Some might believe that this attack would cause people to retreat into their homes, or flee the city. One goal of this terrorist act, after all, was clearly to frighten and isolate us - thereby further encouraging divisiveness and hate. However, we can report that the opposite is happening. We are seeing how this disaster has led people to affirm public life more than ever.

All over New York City, people are gravitating to public places. Along the Brooklyn Heights Promenade, with its views of the now-incomplete Manhattan skyline clouded by dust and smoke, a quiet, uninterrupted vigil takes place. In Union Square and Washington Square, people are offering comfort and stories to each other. In Brooklyn neighborhoods close to the waterfront - and Manhattan's financial district - that were dusted with soot and debris from the explosions, people emerged from their homes to talk in the street, on the sidewalks, and in the parks.

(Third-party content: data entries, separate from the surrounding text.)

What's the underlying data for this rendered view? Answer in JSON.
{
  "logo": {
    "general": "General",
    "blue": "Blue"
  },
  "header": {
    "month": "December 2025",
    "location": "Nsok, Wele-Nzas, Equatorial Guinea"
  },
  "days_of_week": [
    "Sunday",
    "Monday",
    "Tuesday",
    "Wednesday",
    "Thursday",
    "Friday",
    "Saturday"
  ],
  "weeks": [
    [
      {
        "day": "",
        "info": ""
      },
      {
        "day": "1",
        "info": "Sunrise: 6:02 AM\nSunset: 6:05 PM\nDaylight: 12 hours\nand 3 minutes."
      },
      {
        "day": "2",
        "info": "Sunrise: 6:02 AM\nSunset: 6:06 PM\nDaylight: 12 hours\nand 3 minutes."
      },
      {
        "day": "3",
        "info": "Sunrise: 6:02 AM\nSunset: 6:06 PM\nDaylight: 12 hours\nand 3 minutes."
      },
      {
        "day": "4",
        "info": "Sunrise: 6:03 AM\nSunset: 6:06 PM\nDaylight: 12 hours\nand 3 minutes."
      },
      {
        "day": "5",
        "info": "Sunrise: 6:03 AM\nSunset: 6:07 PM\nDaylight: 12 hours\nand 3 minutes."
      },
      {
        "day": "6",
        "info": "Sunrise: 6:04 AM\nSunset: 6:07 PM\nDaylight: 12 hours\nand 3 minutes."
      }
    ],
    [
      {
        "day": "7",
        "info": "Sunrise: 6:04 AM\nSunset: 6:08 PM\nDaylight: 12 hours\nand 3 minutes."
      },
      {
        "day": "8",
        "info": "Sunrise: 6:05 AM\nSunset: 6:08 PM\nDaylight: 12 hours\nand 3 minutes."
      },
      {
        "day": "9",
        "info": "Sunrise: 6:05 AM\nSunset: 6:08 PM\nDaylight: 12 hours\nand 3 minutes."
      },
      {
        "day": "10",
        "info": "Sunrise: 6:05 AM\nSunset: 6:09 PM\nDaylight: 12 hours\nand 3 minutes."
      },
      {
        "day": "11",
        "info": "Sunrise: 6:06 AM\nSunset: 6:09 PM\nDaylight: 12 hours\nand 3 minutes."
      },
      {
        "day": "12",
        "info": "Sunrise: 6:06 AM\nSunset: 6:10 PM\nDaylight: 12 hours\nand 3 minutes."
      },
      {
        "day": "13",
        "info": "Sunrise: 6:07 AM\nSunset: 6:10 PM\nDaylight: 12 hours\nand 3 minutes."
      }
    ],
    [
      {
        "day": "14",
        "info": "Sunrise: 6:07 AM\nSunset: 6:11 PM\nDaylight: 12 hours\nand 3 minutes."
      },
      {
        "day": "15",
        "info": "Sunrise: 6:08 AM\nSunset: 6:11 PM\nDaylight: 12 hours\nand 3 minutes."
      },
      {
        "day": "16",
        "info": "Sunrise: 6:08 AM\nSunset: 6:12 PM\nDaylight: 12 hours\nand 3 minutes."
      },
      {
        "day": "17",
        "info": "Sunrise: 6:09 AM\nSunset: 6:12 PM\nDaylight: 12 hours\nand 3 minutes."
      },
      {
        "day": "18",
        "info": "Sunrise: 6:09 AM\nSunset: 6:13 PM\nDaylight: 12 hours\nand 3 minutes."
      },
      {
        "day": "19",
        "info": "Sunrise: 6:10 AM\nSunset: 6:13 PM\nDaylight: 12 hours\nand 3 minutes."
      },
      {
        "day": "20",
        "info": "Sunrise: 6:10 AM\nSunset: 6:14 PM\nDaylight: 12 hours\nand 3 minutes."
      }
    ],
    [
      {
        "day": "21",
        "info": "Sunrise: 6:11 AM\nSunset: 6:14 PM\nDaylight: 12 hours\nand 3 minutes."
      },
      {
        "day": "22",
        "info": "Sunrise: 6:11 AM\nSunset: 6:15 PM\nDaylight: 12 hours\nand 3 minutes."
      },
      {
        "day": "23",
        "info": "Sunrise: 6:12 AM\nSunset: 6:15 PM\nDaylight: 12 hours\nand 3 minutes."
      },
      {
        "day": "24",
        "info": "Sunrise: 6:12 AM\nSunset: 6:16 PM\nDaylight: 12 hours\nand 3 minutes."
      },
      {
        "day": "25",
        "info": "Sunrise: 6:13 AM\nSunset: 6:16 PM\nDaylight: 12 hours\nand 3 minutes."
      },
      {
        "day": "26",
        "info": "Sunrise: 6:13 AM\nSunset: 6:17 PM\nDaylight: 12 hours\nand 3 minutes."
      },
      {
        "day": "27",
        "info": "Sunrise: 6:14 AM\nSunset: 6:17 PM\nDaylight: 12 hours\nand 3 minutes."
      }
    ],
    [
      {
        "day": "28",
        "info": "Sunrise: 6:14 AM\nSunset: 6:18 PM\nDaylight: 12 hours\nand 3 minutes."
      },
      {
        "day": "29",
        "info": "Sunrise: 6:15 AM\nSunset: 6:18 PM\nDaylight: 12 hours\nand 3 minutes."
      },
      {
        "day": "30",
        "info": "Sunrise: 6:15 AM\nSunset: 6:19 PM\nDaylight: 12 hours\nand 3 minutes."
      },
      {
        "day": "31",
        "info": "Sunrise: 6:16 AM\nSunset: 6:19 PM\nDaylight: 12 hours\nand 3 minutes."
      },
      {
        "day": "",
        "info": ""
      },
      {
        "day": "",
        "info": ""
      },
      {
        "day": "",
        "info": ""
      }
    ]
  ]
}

All of these people, all of these places, help us to re-affirm the value of public life in the face of such overwhelming violence. The need to gather, to share stories, to celebrate, protest and grieve in a common place is basic, human, and universal. We must continue to allow - and encourage - the diversity, culture and commerce of the United States to thrive in healthy, livable cities, markets, parks and neighborhoods. At this critical time, when so many are scorched by tragedy and fighting fear, we cannot afford to react by building higher fences. Instead we must come together on common ground to re-establish our communities as the foundations of a civilized, compassionate society.